Campus sexual assault panel mulls transcript notation law

Oct 14, 2019 by

Advocates in Virginia say a law that requires colleges to disclose on transcripts when students are disciplined for sexual misconduct has discouraged some survivors from coming forward.

Advocates from Virginia gave a legislative panel in Vermont mixed reviews of a law passed in that state requiring colleges to disclose on transcripts when students are disciplined for sexual misconduct.

Jonathan Iglesias, the public policy director for the Virginia Sexual and Domestic Violence Action Alliance, said the group had concerns the practice did little to deter misbehavior and in some cases discouraged students from coming forward.

“Lots of things that we typically hear … is ‘I don’t want to ruin his life,’” Iglesias said.

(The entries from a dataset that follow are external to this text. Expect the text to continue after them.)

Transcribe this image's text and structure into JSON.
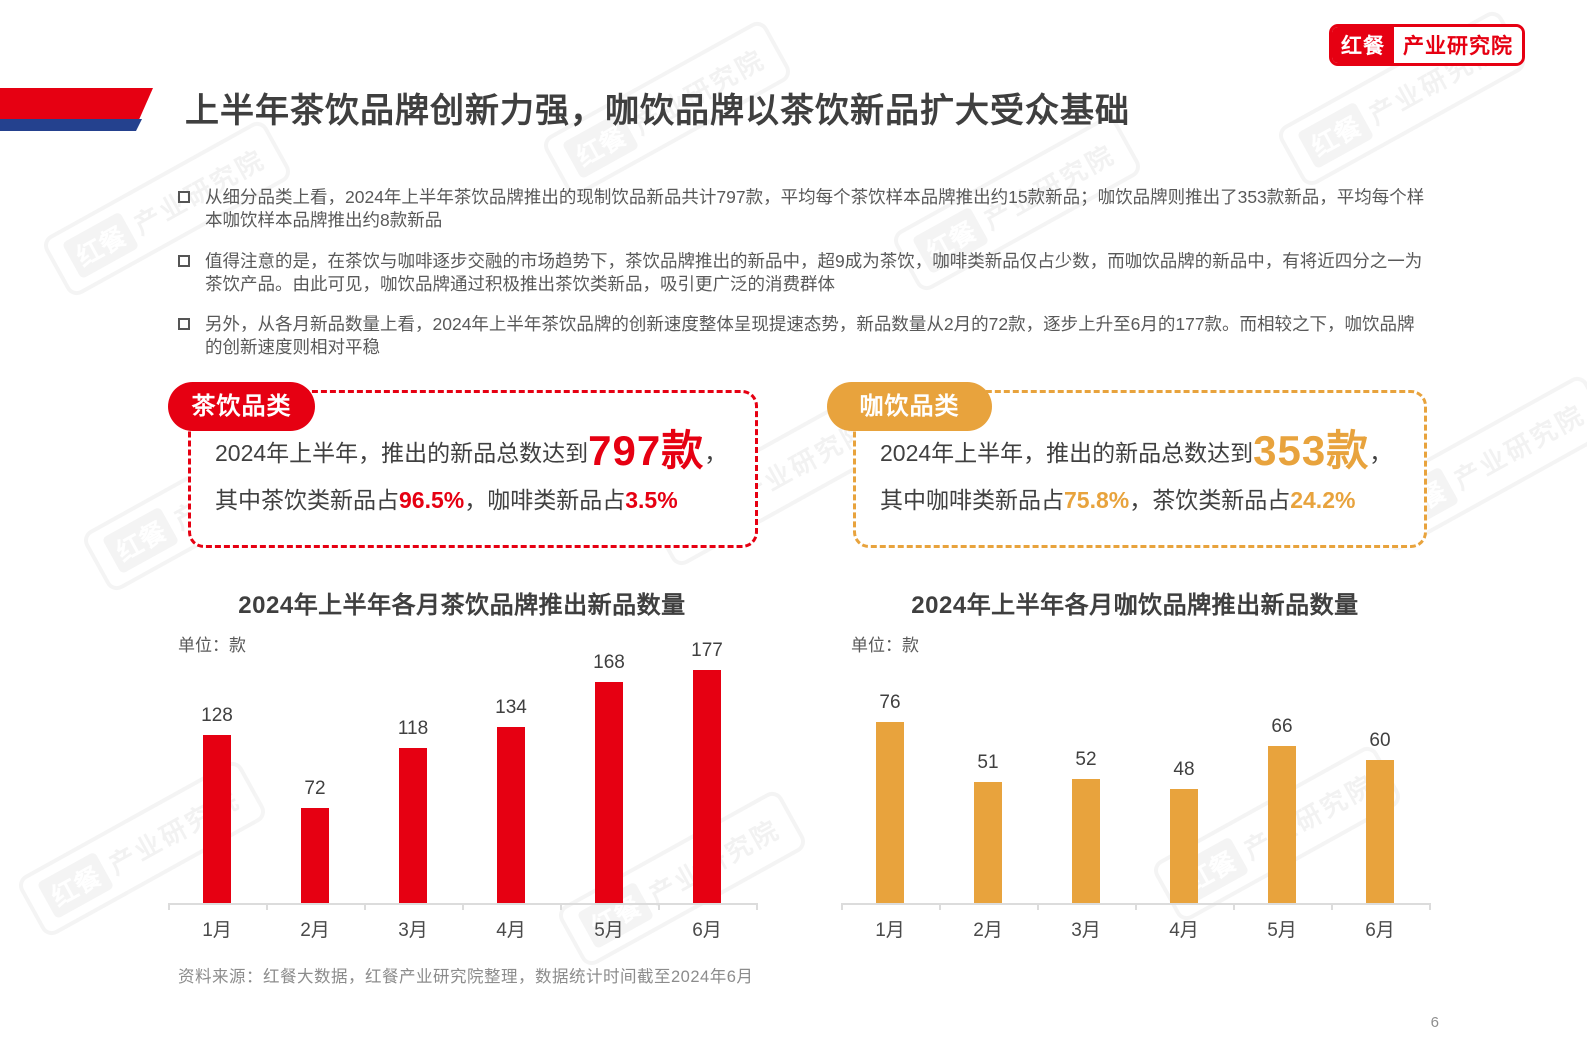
{
  "logo": {
    "brand": "红餐",
    "org": "产业研究院"
  },
  "header": {
    "title": "上半年茶饮品牌创新力强，咖饮品牌以茶饮新品扩大受众基础"
  },
  "bullets": [
    {
      "text": "从细分品类上看，2024年上半年茶饮品牌推出的现制饮品新品共计797款，平均每个茶饮样本品牌推出约15款新品；咖饮品牌则推出了353款新品，平均每个样本咖饮样本品牌推出约8款新品"
    },
    {
      "text": "值得注意的是，在茶饮与咖啡逐步交融的市场趋势下，茶饮品牌推出的新品中，超9成为茶饮，咖啡类新品仅占少数，而咖饮品牌的新品中，有将近四分之一为茶饮产品。由此可见，咖饮品牌通过积极推出茶饮类新品，吸引更广泛的消费群体"
    },
    {
      "text": "另外，从各月新品数量上看，2024年上半年茶饮品牌的创新速度整体呈现提速态势，新品数量从2月的72款，逐步上升至6月的177款。而相较之下，咖饮品牌的创新速度则相对平稳"
    }
  ],
  "callouts": {
    "tea": {
      "badge": "茶饮品类",
      "line1_prefix": "2024年上半年，推出的新品总数达到",
      "highlight_total": "797款",
      "line1_suffix": "，",
      "line2_seg1": "其中茶饮类新品占",
      "line2_pct1": "96.5%",
      "line2_seg2": "，咖啡类新品占",
      "line2_pct2": "3.5%",
      "accent": "#E60012"
    },
    "coffee": {
      "badge": "咖饮品类",
      "line1_prefix": "2024年上半年，推出的新品总数达到",
      "highlight_total": "353款",
      "line1_suffix": "，",
      "line2_seg1": "其中咖啡类新品占",
      "line2_pct1": "75.8%",
      "line2_seg2": "，茶饮类新品占",
      "line2_pct2": "24.2%",
      "accent": "#E8A33D"
    }
  },
  "chart_data": [
    {
      "type": "bar",
      "title": "2024年上半年各月茶饮品牌推出新品数量",
      "unit_label": "单位：款",
      "categories": [
        "1月",
        "2月",
        "3月",
        "4月",
        "5月",
        "6月"
      ],
      "values": [
        128,
        72,
        118,
        134,
        168,
        177
      ],
      "bar_color": "#E60012",
      "xlabel": "",
      "ylabel": "款",
      "ylim": [
        0,
        190
      ],
      "grid": false,
      "legend": "none",
      "data_labels": true
    },
    {
      "type": "bar",
      "title": "2024年上半年各月咖饮品牌推出新品数量",
      "unit_label": "单位：款",
      "categories": [
        "1月",
        "2月",
        "3月",
        "4月",
        "5月",
        "6月"
      ],
      "values": [
        76,
        51,
        52,
        48,
        66,
        60
      ],
      "bar_color": "#E8A33D",
      "xlabel": "",
      "ylabel": "款",
      "ylim": [
        0,
        105
      ],
      "grid": false,
      "legend": "none",
      "data_labels": true
    }
  ],
  "footer": {
    "source": "资料来源：红餐大数据，红餐产业研究院整理，数据统计时间截至2024年6月"
  },
  "page": {
    "number": "6"
  },
  "watermark": {
    "brand": "红餐",
    "org": "产业研究院"
  },
  "colors": {
    "brand_red": "#E60012",
    "brand_gold": "#E8A33D",
    "deco_blue": "#24418E"
  }
}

Iglesias acknowledged the Alliance had not collected systematic data about the law’s consequences. But he was emphatic the group had heard from on-campus advocates that the law had in certain cases dissuaded survivors from going forward with their complaints.

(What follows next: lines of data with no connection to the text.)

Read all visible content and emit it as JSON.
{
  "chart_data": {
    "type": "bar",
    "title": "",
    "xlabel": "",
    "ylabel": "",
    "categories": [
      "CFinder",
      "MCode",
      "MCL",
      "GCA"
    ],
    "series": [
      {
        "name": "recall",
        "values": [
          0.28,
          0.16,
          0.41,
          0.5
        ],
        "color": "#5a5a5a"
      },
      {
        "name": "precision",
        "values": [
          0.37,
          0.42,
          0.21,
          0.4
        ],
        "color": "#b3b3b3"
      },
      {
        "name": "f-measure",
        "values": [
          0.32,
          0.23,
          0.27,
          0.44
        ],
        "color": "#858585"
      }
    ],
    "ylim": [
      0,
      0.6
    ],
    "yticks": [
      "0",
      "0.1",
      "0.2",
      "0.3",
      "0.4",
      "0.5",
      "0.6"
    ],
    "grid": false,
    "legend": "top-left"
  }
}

Lawmakers created the task force to explore the topic of campus sexual assault last session after a University of Vermont student led a campaign to get a transcript notation law on the books in Vermont. The UVM student, Sydney Ovitt, a survivor of sexual assault, sits on the panel. She urged members on Wednesday not to dismiss the idea of a transcription notation law outright, but to consider using feedback from other states to create a better version of the mandate. The panel is set to next hear from officials in New York, which has also passed a similar law.

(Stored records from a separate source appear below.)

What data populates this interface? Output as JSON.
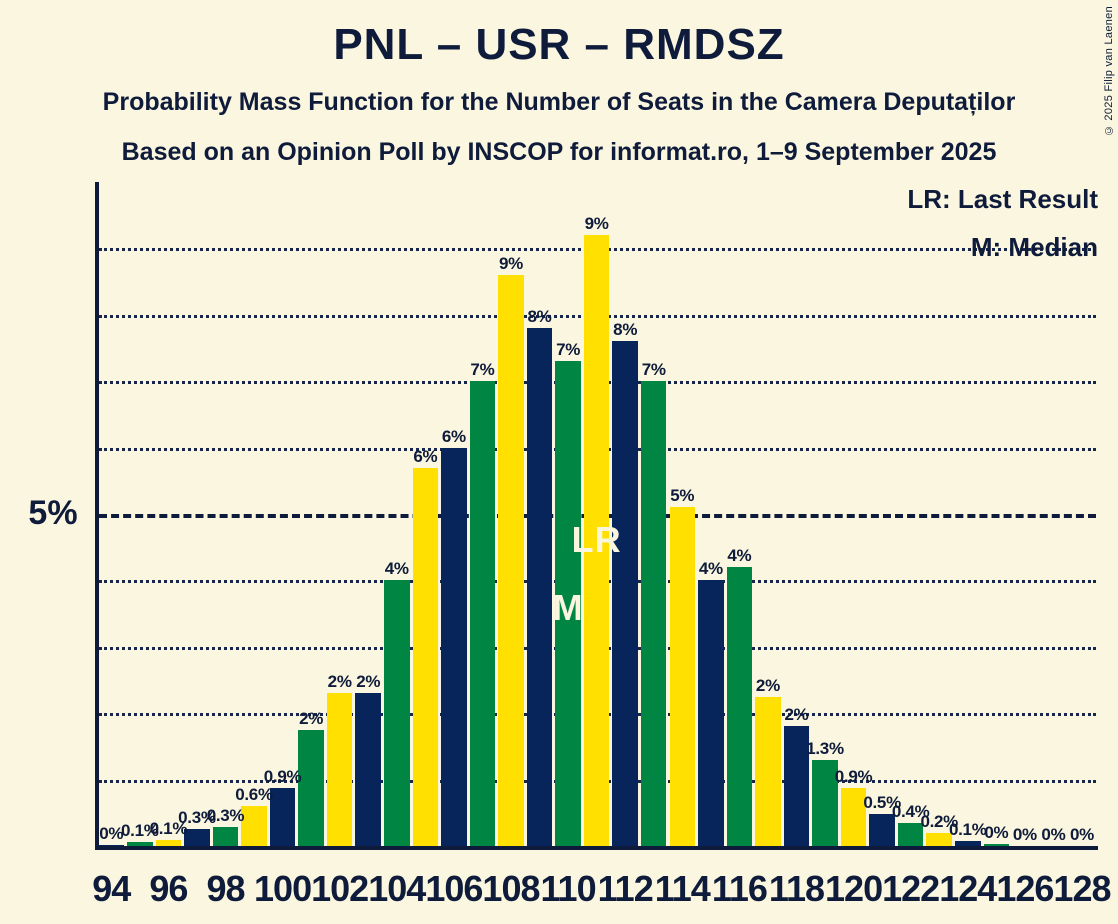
{
  "page": {
    "title": "PNL – USR – RMDSZ",
    "subtitle": "Probability Mass Function for the Number of Seats in the Camera Deputaților",
    "source_line": "Based on an Opinion Poll by INSCOP for informat.ro, 1–9 September 2025",
    "copyright": "© 2025 Filip van Laenen"
  },
  "legend": {
    "lr_label": "LR: Last Result",
    "m_label": "M: Median"
  },
  "y_axis": {
    "visible_label": "5%"
  },
  "markers": {
    "last_result": {
      "text": "LR",
      "seat": 111
    },
    "median": {
      "text": "M",
      "seat": 110
    }
  },
  "colors": {
    "background": "#FBF6DF",
    "bar_green": "#018543",
    "bar_yellow": "#FFE000",
    "bar_navy": "#07255B",
    "text": "#0E1B3A",
    "marker_text": "#FAF5DE"
  },
  "chart_data": {
    "type": "bar",
    "title": "PNL – USR – RMDSZ",
    "xlabel": "",
    "ylabel": "",
    "ylim": [
      0,
      10
    ],
    "grid": "dotted horizontal lines every 1%, dashed line at 5%",
    "gridlines_pct": [
      1,
      2,
      3,
      4,
      5,
      6,
      7,
      8,
      9
    ],
    "dashed_line_pct": 5,
    "x_axis_ticks": [
      "94",
      "96",
      "98",
      "100",
      "102",
      "104",
      "106",
      "108",
      "110",
      "112",
      "114",
      "116",
      "118",
      "120",
      "122",
      "124",
      "126",
      "128"
    ],
    "seats": [
      {
        "seat": 94,
        "pct": 0.02,
        "label": "0%",
        "color": "navy"
      },
      {
        "seat": 95,
        "pct": 0.06,
        "label": "0.1%",
        "color": "green"
      },
      {
        "seat": 96,
        "pct": 0.09,
        "label": "0.1%",
        "color": "yellow"
      },
      {
        "seat": 97,
        "pct": 0.25,
        "label": "0.3%",
        "color": "navy"
      },
      {
        "seat": 98,
        "pct": 0.28,
        "label": "0.3%",
        "color": "green"
      },
      {
        "seat": 99,
        "pct": 0.6,
        "label": "0.6%",
        "color": "yellow"
      },
      {
        "seat": 100,
        "pct": 0.88,
        "label": "0.9%",
        "color": "navy"
      },
      {
        "seat": 101,
        "pct": 1.75,
        "label": "2%",
        "color": "green"
      },
      {
        "seat": 102,
        "pct": 2.3,
        "label": "2%",
        "color": "yellow"
      },
      {
        "seat": 103,
        "pct": 2.3,
        "label": "2%",
        "color": "navy"
      },
      {
        "seat": 104,
        "pct": 4.0,
        "label": "4%",
        "color": "green"
      },
      {
        "seat": 105,
        "pct": 5.7,
        "label": "6%",
        "color": "yellow"
      },
      {
        "seat": 106,
        "pct": 6.0,
        "label": "6%",
        "color": "navy"
      },
      {
        "seat": 107,
        "pct": 7.0,
        "label": "7%",
        "color": "green"
      },
      {
        "seat": 108,
        "pct": 8.6,
        "label": "9%",
        "color": "yellow"
      },
      {
        "seat": 109,
        "pct": 7.8,
        "label": "8%",
        "color": "navy"
      },
      {
        "seat": 110,
        "pct": 7.3,
        "label": "7%",
        "color": "green"
      },
      {
        "seat": 111,
        "pct": 9.2,
        "label": "9%",
        "color": "yellow"
      },
      {
        "seat": 112,
        "pct": 7.6,
        "label": "8%",
        "color": "navy"
      },
      {
        "seat": 113,
        "pct": 7.0,
        "label": "7%",
        "color": "green"
      },
      {
        "seat": 114,
        "pct": 5.1,
        "label": "5%",
        "color": "yellow"
      },
      {
        "seat": 115,
        "pct": 4.0,
        "label": "4%",
        "color": "navy"
      },
      {
        "seat": 116,
        "pct": 4.2,
        "label": "4%",
        "color": "green"
      },
      {
        "seat": 117,
        "pct": 2.25,
        "label": "2%",
        "color": "yellow"
      },
      {
        "seat": 118,
        "pct": 1.8,
        "label": "2%",
        "color": "navy"
      },
      {
        "seat": 119,
        "pct": 1.3,
        "label": "1.3%",
        "color": "green"
      },
      {
        "seat": 120,
        "pct": 0.87,
        "label": "0.9%",
        "color": "yellow"
      },
      {
        "seat": 121,
        "pct": 0.48,
        "label": "0.5%",
        "color": "navy"
      },
      {
        "seat": 122,
        "pct": 0.35,
        "label": "0.4%",
        "color": "green"
      },
      {
        "seat": 123,
        "pct": 0.2,
        "label": "0.2%",
        "color": "yellow"
      },
      {
        "seat": 124,
        "pct": 0.08,
        "label": "0.1%",
        "color": "navy"
      },
      {
        "seat": 125,
        "pct": 0.03,
        "label": "0%",
        "color": "green"
      },
      {
        "seat": 126,
        "pct": 0,
        "label": "0%",
        "color": "yellow"
      },
      {
        "seat": 127,
        "pct": 0,
        "label": "0%",
        "color": "navy"
      },
      {
        "seat": 128,
        "pct": 0,
        "label": "0%",
        "color": "green"
      }
    ]
  }
}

Transcript notation laws are a fraught subject being debated in state legislatures across the country. Many, including several professional organizations representing higher education administrators, support the measures on the grounds that they keep repeat offenders from quietly transferring schools when they come under investigation. But civil rights advocates – and even some sexual-violence advocates – say transcript notations can be overly punitive and discourage reporting.

The task force’s work comes as the regulatory framework surrounding campus sexual assault at the federal level is undergoing significant change.

U.S. Secretary of Education Betsy DeVos has proposed sweeping new rules under Title IX, the 1972 law prohibiting gender-based discrimination in educational programs that receive federal funding. The department had earlier rescinded Obama-era Title IX guidance, arguing it was unfair to the accused.

The new rules would restrict the definition of sexual harassment, attempt to place the rights of the accused on par with their accuser, and do away with the so-called “single-investigator model,” where the same person is the Title IX coordinator, investigator, and decision-maker on cases.